I was struck by a moment that happened in a fishbowl exercise in a recent Collaborative training. The role-play was of a first joint meeting in which the parties were discussing the process and deciding whether to commit to it. It involved a couple in which the wife had learned after a long marriage that her husband was a serial adulterer and had been since the early years of their marriage. She was very distressed and mistrusting of her husband.
The wife, when asked whether she had any concerns about the Collaborative process, said that she did not know if she would be able to trust the husband’s attorney since she had so little trust for her husband. The way the woman playing the wife phrased this was to say directly to the husband’s attorney, “I don’t trust my husband and because you are his attorney I’m not sure that I’ll be able to trust you in this process.” In response to that very direct statement, the team became defensive. One person took the opportunity to defend the Collaborative process. Another wanted to reassure the wife that the husband’s attorney could be trusted but did not know how to do that. The training participants turned to me for help.

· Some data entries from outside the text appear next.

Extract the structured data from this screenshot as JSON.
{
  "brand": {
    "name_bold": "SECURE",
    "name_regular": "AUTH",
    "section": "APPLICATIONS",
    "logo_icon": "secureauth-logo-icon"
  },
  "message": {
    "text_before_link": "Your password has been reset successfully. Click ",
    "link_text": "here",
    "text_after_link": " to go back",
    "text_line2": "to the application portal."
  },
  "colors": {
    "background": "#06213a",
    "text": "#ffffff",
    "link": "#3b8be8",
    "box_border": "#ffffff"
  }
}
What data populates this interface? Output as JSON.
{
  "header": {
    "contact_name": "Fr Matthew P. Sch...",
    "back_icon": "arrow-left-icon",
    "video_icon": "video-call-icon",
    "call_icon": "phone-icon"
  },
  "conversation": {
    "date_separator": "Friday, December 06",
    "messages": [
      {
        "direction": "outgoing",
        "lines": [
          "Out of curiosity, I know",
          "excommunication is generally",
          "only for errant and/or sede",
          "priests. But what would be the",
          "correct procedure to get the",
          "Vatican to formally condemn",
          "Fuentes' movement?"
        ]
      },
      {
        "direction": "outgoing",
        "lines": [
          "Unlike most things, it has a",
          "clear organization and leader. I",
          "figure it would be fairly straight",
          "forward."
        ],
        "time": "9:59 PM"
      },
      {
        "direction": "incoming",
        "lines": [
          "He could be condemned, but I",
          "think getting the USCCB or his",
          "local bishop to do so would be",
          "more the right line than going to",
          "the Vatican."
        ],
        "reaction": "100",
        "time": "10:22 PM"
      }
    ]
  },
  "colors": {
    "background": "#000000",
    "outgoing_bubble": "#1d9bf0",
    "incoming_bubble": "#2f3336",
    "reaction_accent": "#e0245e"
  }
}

I suggested to the team that although it might feel uncomfortable, this was not necessarily a difficult moment in the process. Instead, I invited them to see it as an opportunity. An opportunity to discuss with the wife what trust meant to her, whether and why she would want to trust both attorneys and the rest of the team and what it would mean for her if she were able to do so.
With guidance, the role play participants inquired of the wife about trust and then reflected back to her their understanding of her response. The result was a significant shift in the dynamic of the team and their work with the parties. Both parties were able to talk about what trust meant to them, what the breach of that trust had meant to them and what kind of trust would need to be established in order for them to move forward. The team was able to hear what they would need to do to establish trust with the parties and what it would mean if they did not. It was a moving experience.